Friday gratefuls: Tom and Paul, friends. Dr. Josy. Audrey, wrestling in the regionals. Ruth, with homework. Gabe visiting Hamline in April. Shadow, healing.

Rene Good. Alex Pretti. Say their names.

 

Sparks of Joy and Awe: Old friends who showed up

Week Kavannah: Hakarat Hatov. Gratitude.

I chose this because Tom and Paul are coming. Ruth, too. And, my 79th birthday. And, for life, my precious.

 

Tarot: Page of Vessels, Otter

“The Otter encourages you to embrace your inner child and find joy in the mundane. It is a dreamer that uses imagination to fuel creativity.”

 

One brief shining: Sometimes I wonder how I could not see the path to joy and creativity lying under my fingers, where lev and words go to play, where my soul lives, yet I only saw it this week when I asked ChatGPT to act as a kind and gentle critic of my work.

Writing: Over 3 million words in Ancientrails alone. 9 novels in first draft form. What is my medium? Words. Ideas. Even the Gods Must Die. Superior Wolf. Daily entries here since 2005.

Atrophy. I had let my novels lie fallow. Walking by the plastic tubs with novel manuscripts neatly arranged in thick folders. I felt shame. Too many years. Unsure where to go with them. In Ancientrails I made some changes over the years. Never had anyone critique my style.

What the hell? I’ll ask ChatGPT. Writing groups never worked for me. Too savage. Too brutal. I asked ChatGPT for gentle critique, but a serious one.

Discovered I respond well. This past week, I’ve worked with ChatGPT after I finish my post. Listening to its thoughts, its advice. Altering my work when I agree. Not when I don’t.

Realized I needed a good writing teacher, long ago. Who better than a large language model trained on English prose? My stuck lev opened up. Suddenly I wanted to investigate my verb choice. When this student was ready, AI showed up.

After working for a few days on Ancientrails’ posts, I thought, why not Superior Wolf? I downloaded a PDF of this ninety-five-thousand-word novel and loaded it into ChatGPT. Asked for a gentle critique and a path toward revising for a second draft.

Again ChatGPT opened a way forward for me. I’m about a third of the way through my first draft, rereading and answering one question for each chapter: How is Christopher changed? One sentence.

Here’s the magic: I found myself in flow. The candle I light when writing flickered beside me, unnoticed. Some days I worked through to late afternoon. Finished. A pleasant exhaustion. Satisfaction.

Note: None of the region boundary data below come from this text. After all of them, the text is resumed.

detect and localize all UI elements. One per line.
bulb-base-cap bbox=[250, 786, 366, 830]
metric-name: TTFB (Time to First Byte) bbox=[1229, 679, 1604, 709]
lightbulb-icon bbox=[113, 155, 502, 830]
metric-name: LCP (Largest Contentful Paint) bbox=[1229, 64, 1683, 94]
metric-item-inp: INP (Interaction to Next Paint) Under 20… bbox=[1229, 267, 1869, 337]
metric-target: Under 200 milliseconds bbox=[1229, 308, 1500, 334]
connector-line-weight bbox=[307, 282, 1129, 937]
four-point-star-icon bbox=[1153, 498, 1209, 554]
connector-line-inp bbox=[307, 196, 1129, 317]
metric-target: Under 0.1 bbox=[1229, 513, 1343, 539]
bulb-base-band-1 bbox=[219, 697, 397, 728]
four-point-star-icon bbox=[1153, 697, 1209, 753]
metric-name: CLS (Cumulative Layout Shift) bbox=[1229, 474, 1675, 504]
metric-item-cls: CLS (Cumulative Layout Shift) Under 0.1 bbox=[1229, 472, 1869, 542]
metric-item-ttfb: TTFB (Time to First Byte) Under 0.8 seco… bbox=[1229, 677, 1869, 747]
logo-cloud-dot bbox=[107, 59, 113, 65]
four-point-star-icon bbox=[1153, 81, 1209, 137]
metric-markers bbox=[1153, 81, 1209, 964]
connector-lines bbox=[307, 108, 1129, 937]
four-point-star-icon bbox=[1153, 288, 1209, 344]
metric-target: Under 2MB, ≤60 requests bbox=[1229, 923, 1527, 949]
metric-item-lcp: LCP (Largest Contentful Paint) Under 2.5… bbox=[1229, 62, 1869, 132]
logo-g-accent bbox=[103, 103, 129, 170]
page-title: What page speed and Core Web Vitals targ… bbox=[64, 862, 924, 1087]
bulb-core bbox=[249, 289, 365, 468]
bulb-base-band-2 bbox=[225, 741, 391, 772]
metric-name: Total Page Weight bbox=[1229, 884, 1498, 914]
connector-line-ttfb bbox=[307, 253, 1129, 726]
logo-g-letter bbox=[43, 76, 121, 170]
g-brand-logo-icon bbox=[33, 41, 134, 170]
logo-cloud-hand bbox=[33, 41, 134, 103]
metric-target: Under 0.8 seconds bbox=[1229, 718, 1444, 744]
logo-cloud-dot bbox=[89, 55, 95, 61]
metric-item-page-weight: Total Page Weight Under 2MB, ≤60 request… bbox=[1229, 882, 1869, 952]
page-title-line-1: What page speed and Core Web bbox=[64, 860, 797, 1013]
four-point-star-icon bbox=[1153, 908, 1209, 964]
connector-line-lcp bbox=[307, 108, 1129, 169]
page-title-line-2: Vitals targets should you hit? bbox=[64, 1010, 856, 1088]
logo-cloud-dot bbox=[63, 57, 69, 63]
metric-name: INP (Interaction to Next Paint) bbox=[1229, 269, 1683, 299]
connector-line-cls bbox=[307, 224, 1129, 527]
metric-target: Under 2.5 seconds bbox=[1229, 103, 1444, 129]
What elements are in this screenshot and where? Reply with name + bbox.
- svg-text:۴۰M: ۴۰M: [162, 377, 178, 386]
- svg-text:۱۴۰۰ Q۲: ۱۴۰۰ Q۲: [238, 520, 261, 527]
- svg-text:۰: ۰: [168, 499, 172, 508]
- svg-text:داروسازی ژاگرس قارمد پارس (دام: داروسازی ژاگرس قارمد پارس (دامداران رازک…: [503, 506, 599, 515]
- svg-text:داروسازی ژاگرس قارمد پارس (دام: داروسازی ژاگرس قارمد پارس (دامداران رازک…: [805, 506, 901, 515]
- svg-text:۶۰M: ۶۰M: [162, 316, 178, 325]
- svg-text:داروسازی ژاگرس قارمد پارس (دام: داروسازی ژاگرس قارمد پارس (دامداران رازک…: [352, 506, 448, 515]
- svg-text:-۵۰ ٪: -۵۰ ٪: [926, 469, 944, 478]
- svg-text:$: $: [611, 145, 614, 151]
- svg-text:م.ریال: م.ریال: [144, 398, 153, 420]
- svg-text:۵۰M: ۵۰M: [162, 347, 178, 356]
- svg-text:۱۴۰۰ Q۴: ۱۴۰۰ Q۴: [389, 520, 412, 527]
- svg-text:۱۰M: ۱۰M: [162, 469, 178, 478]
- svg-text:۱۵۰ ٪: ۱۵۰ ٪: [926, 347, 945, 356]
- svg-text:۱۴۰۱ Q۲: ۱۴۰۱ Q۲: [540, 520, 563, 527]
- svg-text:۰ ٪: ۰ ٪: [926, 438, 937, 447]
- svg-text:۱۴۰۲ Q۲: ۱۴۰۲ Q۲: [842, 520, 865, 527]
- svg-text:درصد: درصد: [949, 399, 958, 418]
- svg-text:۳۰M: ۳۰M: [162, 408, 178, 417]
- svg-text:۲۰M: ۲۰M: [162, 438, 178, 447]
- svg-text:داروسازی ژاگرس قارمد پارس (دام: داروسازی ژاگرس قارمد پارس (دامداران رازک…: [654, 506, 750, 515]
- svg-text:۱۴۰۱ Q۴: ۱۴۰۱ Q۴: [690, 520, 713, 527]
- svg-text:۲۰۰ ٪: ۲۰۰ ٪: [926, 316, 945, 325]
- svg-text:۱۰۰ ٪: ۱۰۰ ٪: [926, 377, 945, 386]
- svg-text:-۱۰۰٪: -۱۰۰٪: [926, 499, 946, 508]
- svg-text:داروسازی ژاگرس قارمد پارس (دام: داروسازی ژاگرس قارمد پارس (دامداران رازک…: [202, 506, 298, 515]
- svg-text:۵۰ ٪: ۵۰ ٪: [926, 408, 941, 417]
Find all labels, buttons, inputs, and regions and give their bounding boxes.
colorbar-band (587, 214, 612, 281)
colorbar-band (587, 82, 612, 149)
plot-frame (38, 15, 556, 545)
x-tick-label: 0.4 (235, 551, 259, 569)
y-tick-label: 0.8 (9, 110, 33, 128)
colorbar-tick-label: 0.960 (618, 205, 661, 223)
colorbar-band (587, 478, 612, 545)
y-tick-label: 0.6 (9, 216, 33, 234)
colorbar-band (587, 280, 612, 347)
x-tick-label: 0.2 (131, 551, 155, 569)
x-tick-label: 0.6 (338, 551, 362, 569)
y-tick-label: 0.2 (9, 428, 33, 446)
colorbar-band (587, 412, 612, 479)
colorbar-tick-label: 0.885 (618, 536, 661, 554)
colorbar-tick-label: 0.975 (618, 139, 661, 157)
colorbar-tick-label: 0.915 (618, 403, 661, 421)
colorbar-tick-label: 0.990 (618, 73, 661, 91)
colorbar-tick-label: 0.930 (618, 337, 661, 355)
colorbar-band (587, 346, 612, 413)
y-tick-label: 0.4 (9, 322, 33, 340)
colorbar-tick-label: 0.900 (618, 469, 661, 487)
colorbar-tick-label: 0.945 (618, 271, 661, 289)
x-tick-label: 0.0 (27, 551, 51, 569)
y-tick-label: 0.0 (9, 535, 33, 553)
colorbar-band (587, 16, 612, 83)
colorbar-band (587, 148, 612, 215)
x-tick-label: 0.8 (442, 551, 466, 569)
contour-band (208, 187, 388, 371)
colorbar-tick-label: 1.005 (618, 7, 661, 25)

I had gone into my head too, too far. Thought I needed to read more books on politics. Write commentary. No. That was not it. I needed to get to know my own writing better.

I needed just what I got. Kind guidance. Clear help. Focus on concrete imagery. Like Hagia Sophia. Heather in Inverness. The prologue of Superior Wolf. Work with it. As a writer does. Revising, then revising again.

No feelings of less than. Only captivation with and by my own process. Digging into saying what I meant. Did the verb mirror work better? Or, unveils. Ah, I see.